5 AEO Mistakes Killing Your AI Search Visibility

Your B2B SaaS product is probably invisible to ChatGPT, Perplexity, and Claude — and you didn't even know you had a problem. AEO mistakes don't throw errors. They don't break your site. They just silently ensure that when a buyer asks an AI assistant about your category, your competitor gets cited instead of you.

These five mistakes are the most common causes of AEO invisibility. Work through them in order — each one is a specific, fixable problem.

1

You're blocking AI crawlers in robots.txt

This is the most common AEO mistake and the easiest to fix. GPTBot (OpenAI), ClaudeBot (Anthropic), PerplexityBot, and Google-Extended (for AI Overviews) are explicitly excluded by many site templates and security plugins. If they're blocked, your content is permanently invisible to AI systems.

Fix: Check your robots.txt at yourdomain.com/robots.txt. Look for lines containing GPTBot, ClaudeBot, PerplexityBot, or Google-Extended. If any are "Disallow"ed, change them to "Allow". Then verify with AIGrowthNav's free AEO scan →
2

No llms.txt file

AI models use retrieval to answer specific queries. An llms.txt file at the root of your domain (yourdomain.com/llms.txt) gives AI systems a machine-readable summary of what you do, who it's for, and which pages contain your most authoritative content. Without it, AI models must infer from marketing copy — which is almost always too vague to cite confidently.

Fix: Create a plain-text llms.txt file at your domain root. The format is simple: a brief product description, your target audience, and a list of key pages with one-line descriptions. See the llms.txt spec →
3

Vague first-150-words definition

AI models extract answers from the opening of a page when forming responses to queries. If your homepage or key product pages open with "We help companies grow" or "Leading provider of revenue solutions" — you're losing the definition slot to competitors who open with "AIGrowthNav is an AI-powered revenue operations platform for B2B SaaS teams with $5M–$50M ARR."

Fix: Rewrite the first 150 words of your homepage and top product pages. Lead with a specific, targeted definition: what you are, who it's for, what problem you solve, and one key differentiator. No buzzwords. See our AEO guide on definitional content →
4

No FAQPage schema markup

AI models strongly prefer structured, Q&A-formatted content over prose paragraphs when answering specific questions. Without FAQPage schema markup, your FAQ section is just text — with schema, it becomes a structured data signal that AI systems use to build confidence in citing you as an authoritative source.

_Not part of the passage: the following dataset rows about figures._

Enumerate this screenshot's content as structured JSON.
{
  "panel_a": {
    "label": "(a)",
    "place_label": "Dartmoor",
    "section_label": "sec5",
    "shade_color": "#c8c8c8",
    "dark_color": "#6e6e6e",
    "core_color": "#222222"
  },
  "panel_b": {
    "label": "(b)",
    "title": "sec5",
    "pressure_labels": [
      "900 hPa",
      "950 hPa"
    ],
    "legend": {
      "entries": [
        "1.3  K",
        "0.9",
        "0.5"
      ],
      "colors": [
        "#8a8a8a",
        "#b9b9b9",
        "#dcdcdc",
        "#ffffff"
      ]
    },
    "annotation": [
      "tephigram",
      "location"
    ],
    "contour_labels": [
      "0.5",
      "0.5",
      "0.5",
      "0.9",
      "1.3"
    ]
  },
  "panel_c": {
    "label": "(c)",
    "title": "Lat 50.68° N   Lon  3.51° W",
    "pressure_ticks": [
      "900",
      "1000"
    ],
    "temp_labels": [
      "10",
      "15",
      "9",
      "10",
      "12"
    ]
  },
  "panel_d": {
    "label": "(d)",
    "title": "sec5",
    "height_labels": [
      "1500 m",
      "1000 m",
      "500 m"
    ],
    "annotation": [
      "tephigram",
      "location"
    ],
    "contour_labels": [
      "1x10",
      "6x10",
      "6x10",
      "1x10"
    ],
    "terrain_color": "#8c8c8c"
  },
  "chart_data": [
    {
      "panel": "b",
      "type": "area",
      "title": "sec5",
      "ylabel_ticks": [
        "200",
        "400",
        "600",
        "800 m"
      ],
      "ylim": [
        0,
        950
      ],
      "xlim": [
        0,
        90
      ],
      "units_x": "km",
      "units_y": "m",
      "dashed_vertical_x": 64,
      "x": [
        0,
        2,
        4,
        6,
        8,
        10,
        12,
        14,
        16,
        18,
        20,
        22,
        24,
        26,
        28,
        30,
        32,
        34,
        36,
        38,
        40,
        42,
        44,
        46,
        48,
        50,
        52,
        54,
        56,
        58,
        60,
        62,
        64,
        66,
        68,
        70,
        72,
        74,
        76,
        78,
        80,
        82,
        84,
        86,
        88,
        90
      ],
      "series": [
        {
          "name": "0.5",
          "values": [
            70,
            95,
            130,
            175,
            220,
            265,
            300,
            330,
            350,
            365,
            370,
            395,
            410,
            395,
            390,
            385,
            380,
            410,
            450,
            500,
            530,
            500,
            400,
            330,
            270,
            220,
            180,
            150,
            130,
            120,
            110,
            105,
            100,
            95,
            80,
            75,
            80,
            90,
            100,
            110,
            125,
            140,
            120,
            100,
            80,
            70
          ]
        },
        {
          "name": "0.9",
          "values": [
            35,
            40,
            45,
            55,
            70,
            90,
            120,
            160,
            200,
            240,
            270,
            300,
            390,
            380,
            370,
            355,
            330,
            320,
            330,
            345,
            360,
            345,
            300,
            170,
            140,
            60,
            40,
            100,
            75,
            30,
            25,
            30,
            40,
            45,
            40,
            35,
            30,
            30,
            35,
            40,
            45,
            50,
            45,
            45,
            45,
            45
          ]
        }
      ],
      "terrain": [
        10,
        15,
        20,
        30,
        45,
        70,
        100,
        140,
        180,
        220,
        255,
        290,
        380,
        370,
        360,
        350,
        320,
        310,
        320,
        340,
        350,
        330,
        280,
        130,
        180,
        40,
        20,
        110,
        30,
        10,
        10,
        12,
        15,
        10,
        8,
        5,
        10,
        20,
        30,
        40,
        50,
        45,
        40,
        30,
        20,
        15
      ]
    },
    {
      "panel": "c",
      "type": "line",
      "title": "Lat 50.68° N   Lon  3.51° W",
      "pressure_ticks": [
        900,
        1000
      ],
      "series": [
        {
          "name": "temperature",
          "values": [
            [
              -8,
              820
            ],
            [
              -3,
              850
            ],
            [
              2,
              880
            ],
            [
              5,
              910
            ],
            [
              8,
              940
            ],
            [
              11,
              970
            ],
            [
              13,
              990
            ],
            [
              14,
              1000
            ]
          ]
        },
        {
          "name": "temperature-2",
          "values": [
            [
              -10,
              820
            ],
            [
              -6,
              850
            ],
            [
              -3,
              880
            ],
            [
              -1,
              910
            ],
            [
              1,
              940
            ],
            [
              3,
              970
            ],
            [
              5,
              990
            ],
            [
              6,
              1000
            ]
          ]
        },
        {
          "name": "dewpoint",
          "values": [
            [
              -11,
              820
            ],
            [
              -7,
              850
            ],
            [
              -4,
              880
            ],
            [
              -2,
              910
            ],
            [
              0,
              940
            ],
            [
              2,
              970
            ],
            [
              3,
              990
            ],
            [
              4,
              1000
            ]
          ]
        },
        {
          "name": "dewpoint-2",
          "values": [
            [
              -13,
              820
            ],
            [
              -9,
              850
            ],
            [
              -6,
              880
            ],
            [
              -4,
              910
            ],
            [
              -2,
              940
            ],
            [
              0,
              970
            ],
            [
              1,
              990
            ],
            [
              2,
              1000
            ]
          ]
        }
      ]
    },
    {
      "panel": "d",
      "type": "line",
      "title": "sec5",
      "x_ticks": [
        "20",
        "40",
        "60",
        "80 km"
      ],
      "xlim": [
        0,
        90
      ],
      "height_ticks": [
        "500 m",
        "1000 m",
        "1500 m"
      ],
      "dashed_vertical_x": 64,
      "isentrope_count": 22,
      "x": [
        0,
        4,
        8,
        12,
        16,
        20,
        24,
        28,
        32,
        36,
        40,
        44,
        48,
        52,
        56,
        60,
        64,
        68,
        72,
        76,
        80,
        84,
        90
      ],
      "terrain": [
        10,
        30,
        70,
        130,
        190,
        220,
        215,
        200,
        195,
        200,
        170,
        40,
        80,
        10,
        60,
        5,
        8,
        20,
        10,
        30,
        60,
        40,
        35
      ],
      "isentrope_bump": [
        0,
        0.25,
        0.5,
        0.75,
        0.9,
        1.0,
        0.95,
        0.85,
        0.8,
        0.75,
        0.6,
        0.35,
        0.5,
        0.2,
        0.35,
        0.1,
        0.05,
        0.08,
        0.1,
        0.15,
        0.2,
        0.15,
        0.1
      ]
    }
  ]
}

Fix: Add FAQPage JSON-LD schema to your FAQ page (or create one if you don't have one). Use schema.org/FAQPage → format. Each question should have a clear, specific answer (50+ words). Test with Google's Rich Results Test.
5

No Organization or Product schema

Without structured data telling AI systems who you are and what you make, they must rely on inference from content alone. Organization schema on your homepage — with your brand name, logo, URL, description, and social profiles — gives AI systems an authoritative signal they can cite with confidence.

Fix: Add Organization JSON-LD schema to your homepage and Organization + Product schema to key product pages. Include: name, URL, description, logo, sameAs (social profiles), and product details. Use our AEO checklist to verify all 10 signals →

Compounding problem: These five mistakes don't just reduce your citation rate — they compound. A competitor who has all five fixed has a structural advantage that grows with every AI training cycle. The earlier you fix these, the better your citation baseline when the next wave of AI adoption hits your category.